Selin melihat jam tangan yang melingkar ditangannya. Disana terlihat baru jam satu siang lebih. "Nanti sore saja ketika papa sudah pulang kantor."


"Terus? Kita ngapain dulu? Apa kita keluar cari makan?" usul Jamal.


"Aku belum lapar, tapi ..." balas Selin dengan ucapan yang sengaja terpotong.


"Tapi apa?" tanya Jamal penasaran.


"Kalau kamu lapar, kamu makan aku aja, lumayan kan? Satu ronde bisa bikin kenyang."


Jamal menyeringai. "Non Selin lagi pengin?"

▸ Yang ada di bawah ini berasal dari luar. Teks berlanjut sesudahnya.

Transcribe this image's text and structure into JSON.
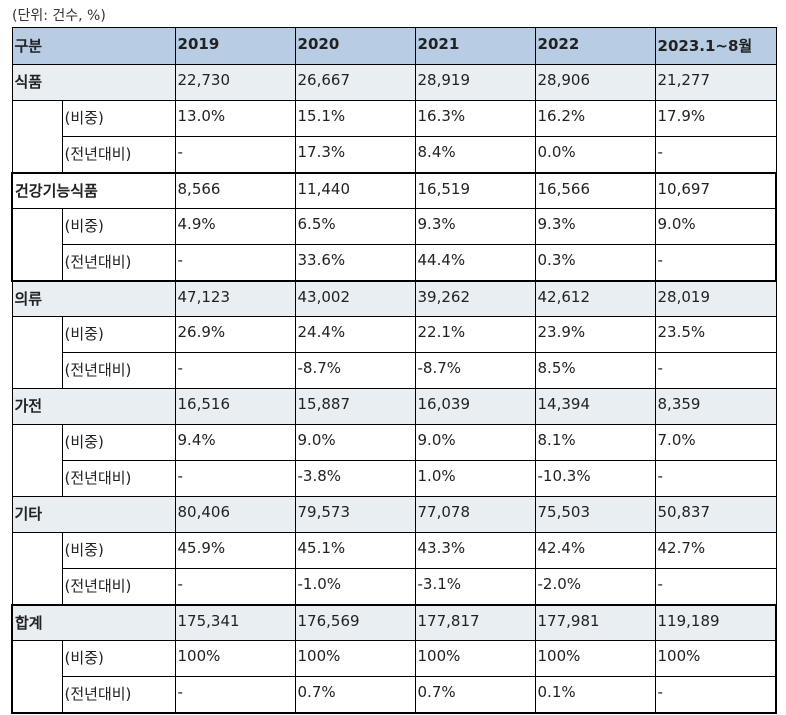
{
  "unit_note": "(단위: 건수, %)",
  "header": {
    "label": "구분",
    "years": [
      "2019",
      "2020",
      "2021",
      "2022",
      "2023.1~8월"
    ]
  },
  "sub_labels": {
    "share": "(비중)",
    "yoy": "(전년대비)"
  },
  "groups": [
    {
      "name": "식품",
      "values": [
        "22,730",
        "26,667",
        "28,919",
        "28,906",
        "21,277"
      ],
      "share": [
        "13.0%",
        "15.1%",
        "16.3%",
        "16.2%",
        "17.9%"
      ],
      "yoy": [
        "-",
        "17.3%",
        "8.4%",
        "0.0%",
        "-"
      ]
    },
    {
      "name": "건강기능식품",
      "values": [
        "8,566",
        "11,440",
        "16,519",
        "16,566",
        "10,697"
      ],
      "share": [
        "4.9%",
        "6.5%",
        "9.3%",
        "9.3%",
        "9.0%"
      ],
      "yoy": [
        "-",
        "33.6%",
        "44.4%",
        "0.3%",
        "-"
      ]
    },
    {
      "name": "의류",
      "values": [
        "47,123",
        "43,002",
        "39,262",
        "42,612",
        "28,019"
      ],
      "share": [
        "26.9%",
        "24.4%",
        "22.1%",
        "23.9%",
        "23.5%"
      ],
      "yoy": [
        "-",
        "-8.7%",
        "-8.7%",
        "8.5%",
        "-"
      ]
    },
    {
      "name": "가전",
      "values": [
        "16,516",
        "15,887",
        "16,039",
        "14,394",
        "8,359"
      ],
      "share": [
        "9.4%",
        "9.0%",
        "9.0%",
        "8.1%",
        "7.0%"
      ],
      "yoy": [
        "-",
        "-3.8%",
        "1.0%",
        "-10.3%",
        "-"
      ]
    },
    {
      "name": "기타",
      "values": [
        "80,406",
        "79,573",
        "77,078",
        "75,503",
        "50,837"
      ],
      "share": [
        "45.9%",
        "45.1%",
        "43.3%",
        "42.4%",
        "42.7%"
      ],
      "yoy": [
        "-",
        "-1.0%",
        "-3.1%",
        "-2.0%",
        "-"
      ]
    },
    {
      "name": "합계",
      "values": [
        "175,341",
        "176,569",
        "177,817",
        "177,981",
        "119,189"
      ],
      "share": [
        "100%",
        "100%",
        "100%",
        "100%",
        "100%"
      ],
      "yoy": [
        "-",
        "0.7%",
        "0.7%",
        "0.1%",
        "-"
      ]
    }
  ]
}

"Enggak. Aku kan cuma ngasih saran. Kalau kamu nggak mau makan aku, ya udah nggak apa apa," kilah Selin dengan nada menggerutu.


"Ya cium aku dulu dong, masa mau aku makan, tapi kamu ngumpet gitu," pinta Jamal. Selin pun menurutinya. Dia bergerak dan kini wajah mereka saling berhadapan.


"Aku makan bibir kamu dulu yah?" Selin mengangguk. Jamal meletakkan tangan kanannya di belakang Selin, kemudian bibirnya maju dan menempel di bibir Selin. Perlahan perang bibir pun di mulai sebagai awal perang badan yang penuh kenikmatan.